Moving on

Hello, update here: I have regretfully abandoned posting in the past few weeks, so here are a few additional signs of life.

First of all, my thesis has begun taking on its final form. The first 20,000 words are looking very good – I’ll have to wait for what my supervisors will say when I send the excerpt to them after Easter, but it feels great to see where things are going.

That said, the number of condolences and kind words I have received after Terry Pratchett’s passing are amazing. When I heard the news, it felt like a remote but nonetheless much beloved friend had gone out of my life. Then the messages started coming in. In the beginning I thought it rather surreal – Pratchett and Discworld have been my ongoing project for more than three years now, but I had had no personal contact with him except through his books. As more messages of condolences arrived, however, I felt touched. More than that, I felt not alone. A student and good friend of mine even called to see whether I was all right. Parts of me were.

I regret never meeting Pratchett. I feel sad about knowing that Discworld – if there will be future novels – is never going to be the same again. And I could still cry thinking about Neil Gaiman and what he must be feeling now.

But then again, I have written so much these past few weeks. It is looking really, really good.

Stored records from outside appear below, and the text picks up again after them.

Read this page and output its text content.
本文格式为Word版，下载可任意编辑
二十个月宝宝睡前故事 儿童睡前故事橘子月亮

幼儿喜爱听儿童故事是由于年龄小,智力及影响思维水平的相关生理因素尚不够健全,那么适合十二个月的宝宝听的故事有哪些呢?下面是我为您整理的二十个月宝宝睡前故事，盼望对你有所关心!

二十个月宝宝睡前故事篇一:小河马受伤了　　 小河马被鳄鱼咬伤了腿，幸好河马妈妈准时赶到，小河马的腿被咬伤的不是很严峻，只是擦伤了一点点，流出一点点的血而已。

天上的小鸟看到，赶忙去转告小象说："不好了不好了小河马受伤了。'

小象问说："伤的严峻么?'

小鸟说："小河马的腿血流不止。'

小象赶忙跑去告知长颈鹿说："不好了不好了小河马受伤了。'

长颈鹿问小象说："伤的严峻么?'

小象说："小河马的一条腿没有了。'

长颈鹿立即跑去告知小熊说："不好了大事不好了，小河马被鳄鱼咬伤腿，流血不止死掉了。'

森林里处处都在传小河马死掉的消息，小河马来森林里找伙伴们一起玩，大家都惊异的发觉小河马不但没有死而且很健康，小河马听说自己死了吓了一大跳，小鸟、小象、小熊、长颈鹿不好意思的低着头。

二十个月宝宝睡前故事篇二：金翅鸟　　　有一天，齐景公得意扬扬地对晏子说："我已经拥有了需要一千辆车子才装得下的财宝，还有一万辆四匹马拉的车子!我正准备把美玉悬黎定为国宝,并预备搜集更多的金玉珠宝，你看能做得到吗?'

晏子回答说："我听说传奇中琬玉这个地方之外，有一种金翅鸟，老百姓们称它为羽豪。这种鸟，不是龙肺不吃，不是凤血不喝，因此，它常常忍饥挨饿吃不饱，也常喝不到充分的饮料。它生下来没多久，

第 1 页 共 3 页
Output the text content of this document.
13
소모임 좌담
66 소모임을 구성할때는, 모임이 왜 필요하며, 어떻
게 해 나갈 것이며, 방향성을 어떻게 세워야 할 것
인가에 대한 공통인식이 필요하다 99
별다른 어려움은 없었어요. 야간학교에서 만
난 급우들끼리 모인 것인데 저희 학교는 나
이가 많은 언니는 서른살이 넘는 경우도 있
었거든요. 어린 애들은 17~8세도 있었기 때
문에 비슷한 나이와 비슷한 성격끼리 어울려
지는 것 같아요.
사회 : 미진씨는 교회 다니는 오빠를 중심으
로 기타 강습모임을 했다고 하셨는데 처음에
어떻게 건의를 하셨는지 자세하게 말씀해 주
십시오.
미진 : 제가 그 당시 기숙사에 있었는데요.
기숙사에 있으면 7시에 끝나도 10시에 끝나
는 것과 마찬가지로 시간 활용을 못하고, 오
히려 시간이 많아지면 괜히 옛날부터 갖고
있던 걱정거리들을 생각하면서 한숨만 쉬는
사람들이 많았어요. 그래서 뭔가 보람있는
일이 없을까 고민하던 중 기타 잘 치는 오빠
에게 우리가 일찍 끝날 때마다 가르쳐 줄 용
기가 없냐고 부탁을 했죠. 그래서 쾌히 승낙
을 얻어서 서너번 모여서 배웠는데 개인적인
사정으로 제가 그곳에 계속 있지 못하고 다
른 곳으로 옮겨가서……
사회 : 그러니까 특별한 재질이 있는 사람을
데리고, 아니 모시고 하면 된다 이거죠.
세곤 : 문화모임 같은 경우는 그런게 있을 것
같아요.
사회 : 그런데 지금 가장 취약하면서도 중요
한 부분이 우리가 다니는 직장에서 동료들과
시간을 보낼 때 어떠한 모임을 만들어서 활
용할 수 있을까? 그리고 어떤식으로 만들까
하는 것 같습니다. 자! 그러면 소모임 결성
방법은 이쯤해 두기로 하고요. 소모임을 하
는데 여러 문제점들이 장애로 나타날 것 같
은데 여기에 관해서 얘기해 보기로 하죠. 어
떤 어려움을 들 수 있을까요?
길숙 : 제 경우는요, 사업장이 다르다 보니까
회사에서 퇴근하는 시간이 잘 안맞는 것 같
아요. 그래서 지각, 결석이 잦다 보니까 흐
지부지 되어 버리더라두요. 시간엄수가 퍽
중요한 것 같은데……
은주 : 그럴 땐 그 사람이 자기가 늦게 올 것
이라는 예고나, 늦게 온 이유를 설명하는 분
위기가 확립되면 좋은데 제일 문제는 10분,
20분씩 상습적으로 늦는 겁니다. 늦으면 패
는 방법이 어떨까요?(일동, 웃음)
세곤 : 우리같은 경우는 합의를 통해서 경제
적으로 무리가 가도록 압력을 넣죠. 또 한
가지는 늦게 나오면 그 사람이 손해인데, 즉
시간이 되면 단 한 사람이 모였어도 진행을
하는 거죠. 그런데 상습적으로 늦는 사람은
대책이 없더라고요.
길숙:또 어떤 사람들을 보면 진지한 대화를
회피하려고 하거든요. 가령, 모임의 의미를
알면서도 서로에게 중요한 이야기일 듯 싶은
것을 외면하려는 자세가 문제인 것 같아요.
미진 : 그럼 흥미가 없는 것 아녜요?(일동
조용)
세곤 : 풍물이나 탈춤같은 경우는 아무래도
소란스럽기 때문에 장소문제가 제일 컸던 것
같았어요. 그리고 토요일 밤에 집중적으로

Many things will still need to be changed. But I know where it is going.

And I also know whose name will feature even more prominently in my acknowledgments.

A warning

If you ever give a paper at a conference and two days later start receiving very friendly emails from journals such as David Publishing or Lambert Academic Publishing, do NOT under any circumstances feel flattered.

Should they express interest in your paper and state that they would be happy to publish it in their journal, do NOT feel tempted to send it to them. They charge you at least 60 dollars for your paper – yes, you give them money for your intellectual property – and then publish it without proofreading, without proper footnotes and bibliography, wedged in between advertisements and bad grammar.

I was lucky. I received the first email on Monday morning following the conference weekend. After the first paragraph, I felt honoured but also slightly suspicious. In the second paragraph, they mentioned they found my paper abstract “in the electronic archives” of my university (which doesn’t make sense as my university does not even know about this paper). In the third paragraph, they asked whether I would like “to publish it in the form of a book” – quite a feat for a 20-page paper.

The second email arrived Tuesday afternoon. It looked much more elaborate and was happy not only to publish my conference paper but all my “other original and unpublished papers” were welcome. Yes. Right.

These kraken-like publishing companies are the predatory lenders of Academia. They are interested mainly in money. Your money. If you happen to send them something good, it might get published in semi-decent form provided you stuff their editors’ board with enough cash so they will actually read your paper before putting it online or print it on-demand (for more money, of course). Doing so repeatedly can damage your academic career severely.

They are still here. They have been around for years:

Watch out for companies such as these. Always double check. Always google them. If you can’t find a real person behind the email or the grammar seems slightly off, check again. Your career is worth more than this.